After our D&D session, Eric, Thomas and I discussed skill challenges for a while. I have forgotten much of what we said, but of course I remember what I brought up. During a skill challenge as Thomas has been running them, I have no support from the System to help me set up a mini story arc for skill challenge narration.
Specifically, from play, we found a bunch of hobgoblin ghosts and were attempting a skill challenge to get them to peacefully convert one member of our party into a Dark Pact Warlock instead of attacking us. We talked them down, demonstrated magical proficiency, gave "character references", etc. At one point David repeated several times "And let's make one final Diplomacy check..." (emphasis on final). But here's the thing - we, the players, had no way of knowing that any given roll could or would be the final roll. The DM did not reveal length (4 successes before 2 failures? Who knows.), DCs, or technically even results of rolls, though in general it is easy to tell based on narration whether a roll succeeded or not.
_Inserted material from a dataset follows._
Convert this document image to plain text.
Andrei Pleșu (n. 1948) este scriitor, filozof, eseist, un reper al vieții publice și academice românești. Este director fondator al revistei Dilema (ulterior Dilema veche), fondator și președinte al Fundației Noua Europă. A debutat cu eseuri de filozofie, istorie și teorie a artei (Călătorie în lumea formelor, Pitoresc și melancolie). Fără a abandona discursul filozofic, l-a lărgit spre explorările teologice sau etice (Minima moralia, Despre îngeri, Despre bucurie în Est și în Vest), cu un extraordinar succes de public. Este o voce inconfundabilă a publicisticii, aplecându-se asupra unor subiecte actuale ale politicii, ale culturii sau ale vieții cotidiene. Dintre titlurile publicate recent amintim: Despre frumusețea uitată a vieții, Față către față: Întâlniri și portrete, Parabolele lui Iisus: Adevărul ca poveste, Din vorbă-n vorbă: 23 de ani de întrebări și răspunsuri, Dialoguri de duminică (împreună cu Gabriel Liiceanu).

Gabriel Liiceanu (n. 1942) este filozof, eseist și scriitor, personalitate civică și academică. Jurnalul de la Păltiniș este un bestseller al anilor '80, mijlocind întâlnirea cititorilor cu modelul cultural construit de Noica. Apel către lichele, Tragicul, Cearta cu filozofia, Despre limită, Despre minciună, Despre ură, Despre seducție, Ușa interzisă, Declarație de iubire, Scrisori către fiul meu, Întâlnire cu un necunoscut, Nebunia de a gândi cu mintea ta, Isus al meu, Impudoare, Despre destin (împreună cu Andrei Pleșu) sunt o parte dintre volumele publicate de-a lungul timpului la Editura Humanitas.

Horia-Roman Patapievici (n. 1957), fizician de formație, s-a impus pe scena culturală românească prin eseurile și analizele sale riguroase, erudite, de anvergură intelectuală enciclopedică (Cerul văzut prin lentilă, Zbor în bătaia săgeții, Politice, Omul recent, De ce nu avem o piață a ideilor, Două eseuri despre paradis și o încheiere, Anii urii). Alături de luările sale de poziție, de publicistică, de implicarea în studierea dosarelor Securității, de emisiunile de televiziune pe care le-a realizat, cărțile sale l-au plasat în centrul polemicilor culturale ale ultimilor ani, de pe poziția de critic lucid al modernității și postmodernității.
Also from play, we were trying to set up a base of operations in the dungeon which would allow an extended rest. IMO one excellent way to do this would be some setup with rolls to make traps and misdirection, then a roll or two about exciting solutions to specific situations, then whenever there is just one success needed, an Endurance roll to successfully keep watch while still getting an extended rest. Success is a perfect falling action, failure that also fails the challenge is a perfect lead-in to an encounter, and failure that doesn't fail the challenge is perfect for a climactic final roll or two.
Contrast this to our PTA game which specifies story arcs across sessions, where anyone can look over and see that the Producer has X budget left and there's Y fanmail out so we know how close to the session climax we are, and where there's not a seemingly arbitrary endpoint so every individual arc within a session can be manipulated to the players' will. Of course PTA is all about narration making great arcs, but skill challenges should be better.
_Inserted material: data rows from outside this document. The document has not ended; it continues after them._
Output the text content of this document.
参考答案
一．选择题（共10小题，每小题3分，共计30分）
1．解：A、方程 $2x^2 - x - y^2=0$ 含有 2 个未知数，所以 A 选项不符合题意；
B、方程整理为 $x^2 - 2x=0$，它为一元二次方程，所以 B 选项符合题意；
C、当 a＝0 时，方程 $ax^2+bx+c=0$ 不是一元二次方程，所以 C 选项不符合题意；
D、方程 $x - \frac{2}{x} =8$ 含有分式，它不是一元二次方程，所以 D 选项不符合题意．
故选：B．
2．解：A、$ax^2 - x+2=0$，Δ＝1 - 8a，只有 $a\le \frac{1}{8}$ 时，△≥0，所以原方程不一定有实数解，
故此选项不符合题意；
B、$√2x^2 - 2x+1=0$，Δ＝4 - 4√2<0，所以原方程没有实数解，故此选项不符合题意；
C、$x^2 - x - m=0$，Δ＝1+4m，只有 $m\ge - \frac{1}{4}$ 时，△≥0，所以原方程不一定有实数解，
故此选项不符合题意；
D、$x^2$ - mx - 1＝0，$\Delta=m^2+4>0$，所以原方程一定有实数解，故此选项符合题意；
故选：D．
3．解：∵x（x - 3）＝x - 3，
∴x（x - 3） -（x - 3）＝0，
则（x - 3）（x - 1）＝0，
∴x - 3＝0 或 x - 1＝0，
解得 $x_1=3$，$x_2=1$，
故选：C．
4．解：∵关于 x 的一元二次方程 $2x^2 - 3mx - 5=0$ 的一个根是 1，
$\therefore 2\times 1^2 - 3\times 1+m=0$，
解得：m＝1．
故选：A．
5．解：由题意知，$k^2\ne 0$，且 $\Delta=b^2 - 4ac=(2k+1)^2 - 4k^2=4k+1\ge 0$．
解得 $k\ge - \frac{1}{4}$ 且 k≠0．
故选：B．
How can they be fixed? I see a couple of methods of fixing our System. One is for the DM to not announce when a skill challenge is complete. This allows the players to narrate and roll however we like, making as pretty an arc as we like, and the "wasted rolls" after the challenge was complete are a small price to pay for a better narration. Of course it's not clear what happens if we finish before the challenge does.
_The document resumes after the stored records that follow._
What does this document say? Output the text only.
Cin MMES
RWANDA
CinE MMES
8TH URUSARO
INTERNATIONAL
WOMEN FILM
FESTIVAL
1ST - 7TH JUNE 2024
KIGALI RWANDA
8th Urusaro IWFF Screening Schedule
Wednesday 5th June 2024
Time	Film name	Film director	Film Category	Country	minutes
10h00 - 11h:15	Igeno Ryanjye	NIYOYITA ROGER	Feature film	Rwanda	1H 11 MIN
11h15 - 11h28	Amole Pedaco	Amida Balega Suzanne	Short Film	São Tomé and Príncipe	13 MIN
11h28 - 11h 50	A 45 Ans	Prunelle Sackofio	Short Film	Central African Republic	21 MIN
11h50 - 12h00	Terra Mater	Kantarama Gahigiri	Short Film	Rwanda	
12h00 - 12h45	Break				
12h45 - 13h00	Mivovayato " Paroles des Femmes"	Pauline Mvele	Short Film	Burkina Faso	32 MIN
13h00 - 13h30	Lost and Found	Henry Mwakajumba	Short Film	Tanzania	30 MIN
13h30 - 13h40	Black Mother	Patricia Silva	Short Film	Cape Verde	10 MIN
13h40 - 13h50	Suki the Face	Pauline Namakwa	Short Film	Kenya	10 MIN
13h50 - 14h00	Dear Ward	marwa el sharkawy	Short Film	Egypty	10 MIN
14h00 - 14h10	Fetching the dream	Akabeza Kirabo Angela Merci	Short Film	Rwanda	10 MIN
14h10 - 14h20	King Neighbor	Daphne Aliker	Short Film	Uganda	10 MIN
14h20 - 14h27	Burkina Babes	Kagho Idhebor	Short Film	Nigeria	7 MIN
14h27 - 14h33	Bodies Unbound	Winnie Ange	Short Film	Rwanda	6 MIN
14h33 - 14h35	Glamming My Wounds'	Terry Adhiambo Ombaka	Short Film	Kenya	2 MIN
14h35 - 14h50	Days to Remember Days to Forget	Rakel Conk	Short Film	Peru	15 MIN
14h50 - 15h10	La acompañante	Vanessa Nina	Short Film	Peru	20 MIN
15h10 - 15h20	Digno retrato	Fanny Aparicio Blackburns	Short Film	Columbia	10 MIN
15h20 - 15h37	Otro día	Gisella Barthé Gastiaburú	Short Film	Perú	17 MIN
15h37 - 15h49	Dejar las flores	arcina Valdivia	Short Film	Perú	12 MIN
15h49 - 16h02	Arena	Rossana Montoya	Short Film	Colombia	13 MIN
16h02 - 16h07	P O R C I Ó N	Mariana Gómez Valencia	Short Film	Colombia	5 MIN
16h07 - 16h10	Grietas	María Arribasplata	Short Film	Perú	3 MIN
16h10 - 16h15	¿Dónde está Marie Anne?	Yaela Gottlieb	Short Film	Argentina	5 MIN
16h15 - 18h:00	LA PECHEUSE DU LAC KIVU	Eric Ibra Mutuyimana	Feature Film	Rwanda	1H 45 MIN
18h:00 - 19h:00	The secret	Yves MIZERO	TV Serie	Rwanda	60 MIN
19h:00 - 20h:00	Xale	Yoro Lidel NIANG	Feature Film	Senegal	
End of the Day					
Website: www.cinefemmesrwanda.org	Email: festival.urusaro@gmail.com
Another method is for the DM to reveal the scale of the challenge (4/2, etc.) and keep a public running tally of successes and failures. This should be enough for the players to set up pacing appropriately, even without knowing DCs. Maybe knowing DCs is better too, but I'm looking for a minimalistic set of changes to our current System because I love minimalistic changes.
Finally, in a few weeks I'll be GMing a Burning Wheel game. Are there any problems with story arcs that I need to be aware of and give the non-GM players good solutions to? I can't think of any, everything is open, so the only potential problems are the mechanics constraining an arc in some way that everyone at the table misses before it happens. If a problem like that exists then by definition I've missed it thus far.